不思議そうなエドワードであったが、無理難題ではないので
『お待ち下さいませ。』

と言って部屋を出て行った。



『おい!リネット!何がハズレなのだ?』

『だって、お兄様が教えてくれたのよ?ダリス大王国の王子はサルばかりって。』

『サルとは言ってない!』


『女に見境ないって、言ってたじゃない?だから王子ってことはハズレでしょ?』



『ゴホン‥私はここにおりますが‥出来ましたら居らぬ所でお願いしたい。』

大きな溜息と共に話し終わるエドワードに

『あらぁ、仕事が早いわ!お兄様あながちハズレでは無いかもですよ!』


エドワードが持ってきた地図を受け取り、テーブルに広げる。そこにチェスな駒を並べていく。




『王女、この位置取りは?』

地図を見ながら頭を傾げるエドワードに

『エドワードは頭が弱いのね。

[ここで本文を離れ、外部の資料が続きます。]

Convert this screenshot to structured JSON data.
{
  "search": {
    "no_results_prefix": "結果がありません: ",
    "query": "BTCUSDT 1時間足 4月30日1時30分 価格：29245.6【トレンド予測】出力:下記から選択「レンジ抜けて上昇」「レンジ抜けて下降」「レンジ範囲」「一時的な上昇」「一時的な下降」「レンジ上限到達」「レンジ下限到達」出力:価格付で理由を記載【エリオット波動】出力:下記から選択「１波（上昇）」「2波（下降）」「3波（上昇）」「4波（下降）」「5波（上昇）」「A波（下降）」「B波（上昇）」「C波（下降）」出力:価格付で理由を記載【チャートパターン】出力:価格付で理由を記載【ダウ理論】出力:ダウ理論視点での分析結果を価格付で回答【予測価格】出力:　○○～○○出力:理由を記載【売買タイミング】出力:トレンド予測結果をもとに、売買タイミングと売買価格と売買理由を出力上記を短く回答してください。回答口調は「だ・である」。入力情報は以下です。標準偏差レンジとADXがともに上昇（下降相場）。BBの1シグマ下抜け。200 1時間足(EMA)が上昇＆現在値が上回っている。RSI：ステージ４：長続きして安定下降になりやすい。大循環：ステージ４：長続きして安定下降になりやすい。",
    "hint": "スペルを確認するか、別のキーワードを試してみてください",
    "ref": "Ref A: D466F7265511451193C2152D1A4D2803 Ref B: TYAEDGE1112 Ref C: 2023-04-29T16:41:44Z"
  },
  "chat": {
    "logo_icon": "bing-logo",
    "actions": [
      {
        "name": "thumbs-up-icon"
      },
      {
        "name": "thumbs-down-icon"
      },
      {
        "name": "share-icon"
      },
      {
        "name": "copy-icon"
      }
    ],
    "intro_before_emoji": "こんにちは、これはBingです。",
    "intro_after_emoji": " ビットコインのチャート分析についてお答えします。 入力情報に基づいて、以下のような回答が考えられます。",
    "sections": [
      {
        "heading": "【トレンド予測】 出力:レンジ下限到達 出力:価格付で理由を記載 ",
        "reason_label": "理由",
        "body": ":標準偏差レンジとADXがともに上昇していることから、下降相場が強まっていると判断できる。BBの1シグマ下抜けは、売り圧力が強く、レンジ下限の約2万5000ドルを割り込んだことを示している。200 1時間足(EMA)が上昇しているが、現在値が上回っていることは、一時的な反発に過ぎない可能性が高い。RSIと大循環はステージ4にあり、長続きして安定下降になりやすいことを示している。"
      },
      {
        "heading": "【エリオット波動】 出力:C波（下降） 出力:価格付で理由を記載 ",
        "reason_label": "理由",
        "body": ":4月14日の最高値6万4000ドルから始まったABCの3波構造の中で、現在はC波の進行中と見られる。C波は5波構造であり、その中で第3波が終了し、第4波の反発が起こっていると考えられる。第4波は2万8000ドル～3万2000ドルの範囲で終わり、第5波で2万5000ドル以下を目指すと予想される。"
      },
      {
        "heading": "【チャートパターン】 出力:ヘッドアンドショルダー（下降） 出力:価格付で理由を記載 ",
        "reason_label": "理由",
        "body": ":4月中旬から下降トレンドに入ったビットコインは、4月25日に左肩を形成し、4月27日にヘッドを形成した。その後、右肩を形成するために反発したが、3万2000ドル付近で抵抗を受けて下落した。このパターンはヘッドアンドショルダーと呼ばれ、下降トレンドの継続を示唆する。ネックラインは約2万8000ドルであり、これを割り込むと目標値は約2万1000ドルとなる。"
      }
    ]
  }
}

この駒はその国の王女よ』


『‥それで?』


『だ、か、ら~今はこの自国の地図の上。これからの日程でどなたがこのダリス大王国の王太子妃の椅子に近づいていくかを追うのよ。』

『‥何のために。』


『何のためって。回りの動向は気になるでしょう?』


『王女、この山間部に埋もれているのは?』


『失礼ね。埋もれてなんていないわよ。山間部、山ね。山の上から高みの見物よ。』


『‥どなたが?』


『ねえ、貴方バカなの?見てみなさいよ。参加国の王女で一人だけ自国に立っていないのは誰?』



『ルリネット王女ですが。』


『そうよ。私は山の上から動向を確認しながら、この地図を更新していくのよ。』


『では、この海の上のへんな枠は何ですか?』


『へんな枠ではなくて、これはボート。どんな所でも脱落者は出るでしょう?その駒を地図上から消すのは忍びないもの。そんな時の脱出用ボートよ。』


『‥』


2人の様子をソファに座って眺めていたアルフレッドだが、流石に申し訳なく思い、エドワードに言う。